I also have problems with dust dropping out the bottom of my saw despite it having a dust extraction outlet. I Googled for 'dust bag for saw' and found the version sold by HF, but no one selling this or similar items on this side of the pond - only more expensive mini 'systems'.

So - I remembered the cover I made for my hand-cranked organ from an awning that had been replaced after it discoloured, and thought I could *make* a dust bag myself. I borrowed my wife's sewing machine again and produced a bag - not Saville Row quality but effective. (As instructed, I threw away the needle after use as it would no longer be suitable for her patchwork)

I also purchased some rare earth magnets, but was dubious about sticking them to the polyester 'canvas' material. However, as I - luckily - had used canvas that already had a seamed turnover, and that was at the top of the bag, I was able to cut small slits in the turnover and slide in 20mm dia, 3mm thick magnets near each corner - eight in all. The magnets grab firmly through the canvas, onto the inside of the stand.

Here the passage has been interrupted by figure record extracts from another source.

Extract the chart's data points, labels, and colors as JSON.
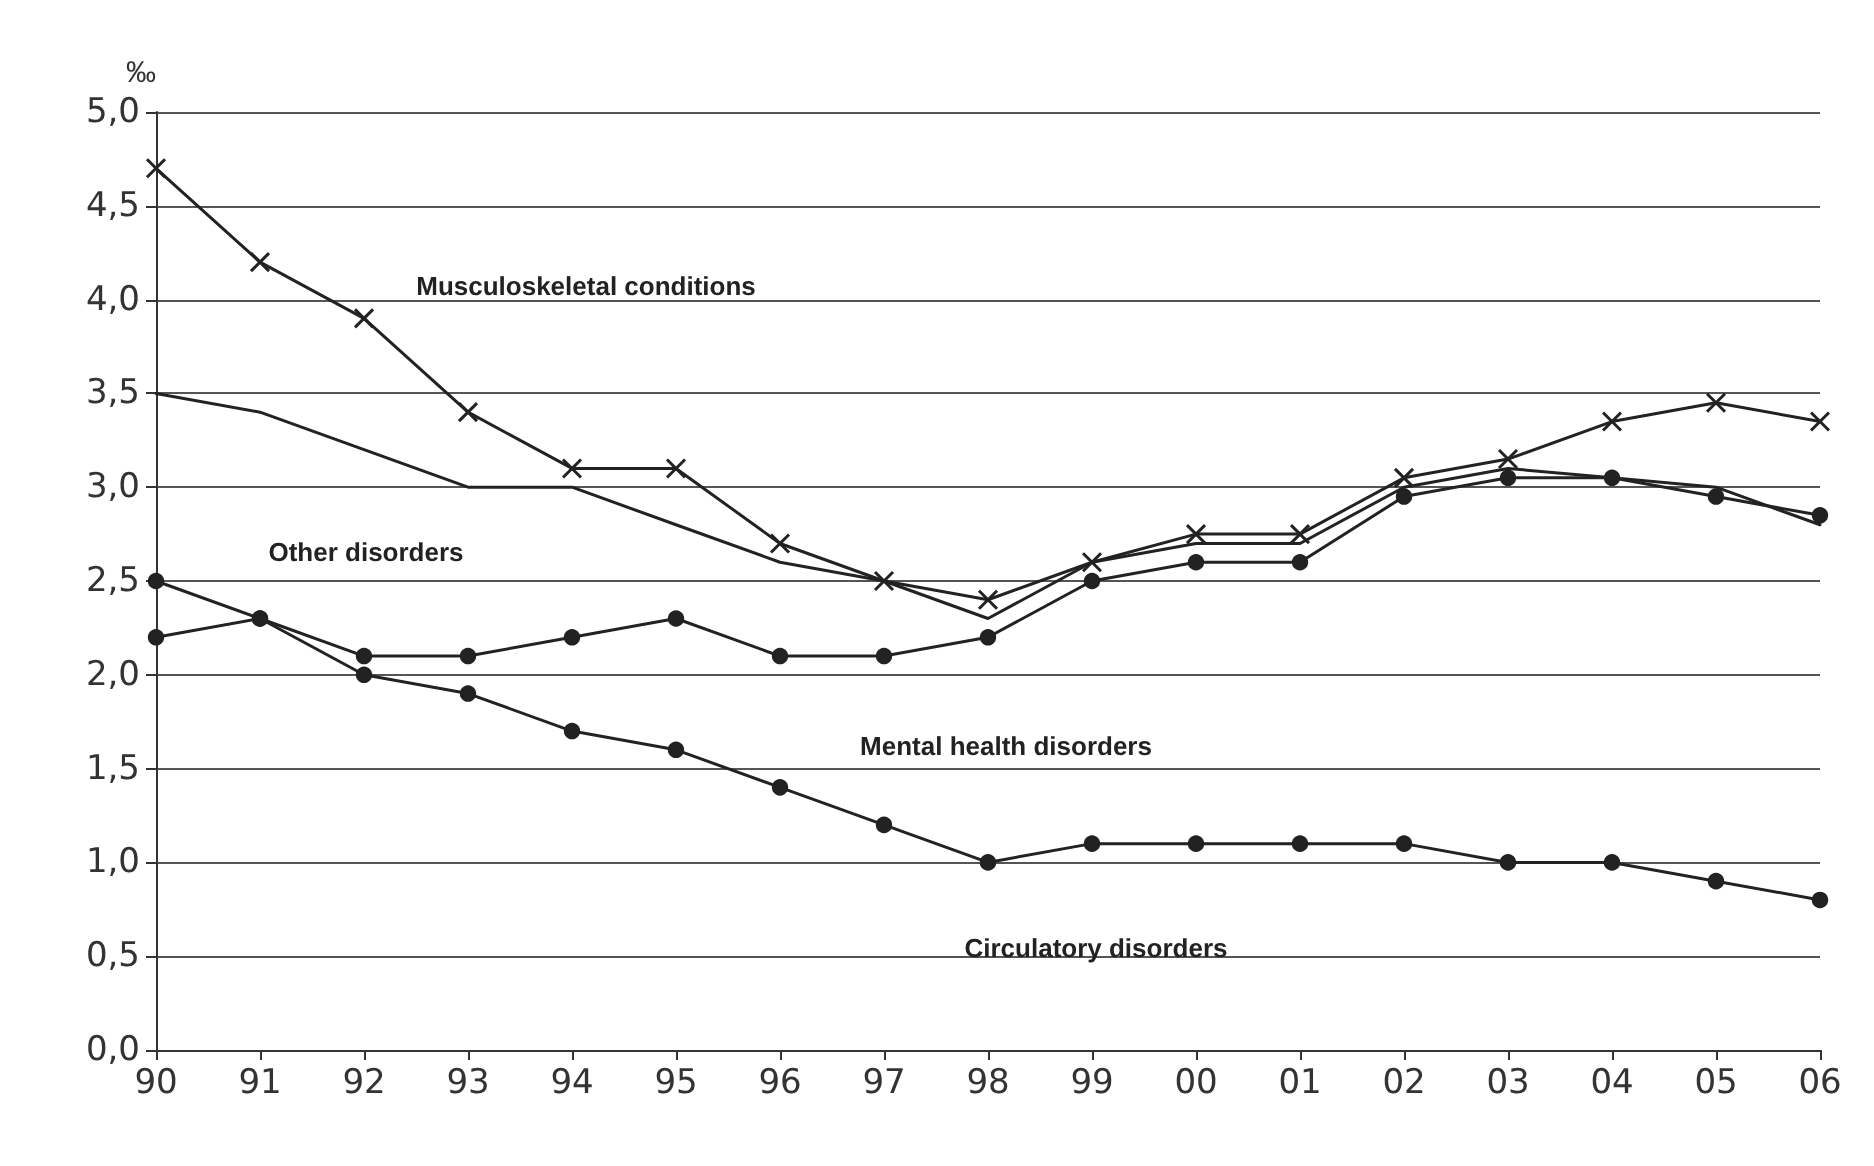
{
  "chart_data": {
    "type": "line",
    "ylabel": "‰",
    "categories": [
      "90",
      "91",
      "92",
      "93",
      "94",
      "95",
      "96",
      "97",
      "98",
      "99",
      "00",
      "01",
      "02",
      "03",
      "04",
      "05",
      "06"
    ],
    "series": [
      {
        "color": "#222222",
        "marker": "cross",
        "values": [
          4.7,
          4.2,
          3.9,
          3.4,
          3.1,
          3.1,
          2.7,
          2.5,
          2.4,
          2.6,
          2.75,
          2.75,
          3.05,
          3.15,
          3.35,
          3.45,
          3.35
        ]
      },
      {
        "color": "#222222",
        "marker": "none",
        "values": [
          3.5,
          3.4,
          3.2,
          3.0,
          3.0,
          2.8,
          2.6,
          2.5,
          2.3,
          2.6,
          2.7,
          2.7,
          3.0,
          3.1,
          3.05,
          3.0,
          2.8
        ]
      },
      {
        "color": "#222222",
        "marker": "circle",
        "values": [
          2.2,
          2.3,
          2.1,
          2.1,
          2.2,
          2.3,
          2.1,
          2.1,
          2.2,
          2.5,
          2.6,
          2.6,
          2.95,
          3.05,
          3.05,
          2.95,
          2.85
        ]
      },
      {
        "color": "#222222",
        "marker": "circle",
        "values": [
          2.5,
          2.3,
          2.0,
          1.9,
          1.7,
          1.6,
          1.4,
          1.2,
          1.0,
          1.1,
          1.1,
          1.1,
          1.1,
          1.0,
          1.0,
          0.9,
          0.8
        ]
      }
    ],
    "ylim": [
      0,
      5
    ],
    "yticks": [
      {
        "value": 0,
        "label": "0,0"
      },
      {
        "value": 0.5,
        "label": "0,5"
      },
      {
        "value": 1,
        "label": "1,0"
      },
      {
        "value": 1.5,
        "label": "1,5"
      },
      {
        "value": 2,
        "label": "2,0"
      },
      {
        "value": 2.5,
        "label": "2,5"
      },
      {
        "value": 3,
        "label": "3,0"
      },
      {
        "value": 3.5,
        "label": "3,5"
      },
      {
        "value": 4,
        "label": "4,0"
      },
      {
        "value": 4.5,
        "label": "4,5"
      },
      {
        "value": 5,
        "label": "5,0"
      }
    ],
    "grid": "y",
    "line_style": "solid",
    "annotations": [
      "Musculoskeletal conditions",
      "Other disorders",
      "Mental health disorders",
      "Circulatory disorders"
    ]
  }
}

Here's the finished job, with the organ and its cover in the background.









I wonder if the weight of sawdust when the bag is nearly full might cause the magnets to release - making a self-checking 'full' indicator 

So, many thanks for posting the review and your modifications - it helped me solve an ongoing irritant.


----------



## patcollins (Jul 22, 2010)

I liked the striped fabric.

I usually wheel my saw outside on my driveway to do my cutting so that my garage isn't any more dusty than it already is. I just riped about 20 ft worth of oak and my cheapo dust bag saved from having to use a broom and dustpan on the driveway. So in my eyes it was a well spent $8.


----------



## NH_Hermit (Dec 3, 2009)

OK, I had a chance to try out the new dusk cutter over the weekend and am very pleased, especially when I attached the shop vac to it. I'm guessing it took 95%+ of the dust. To me, this was money well spent.


----------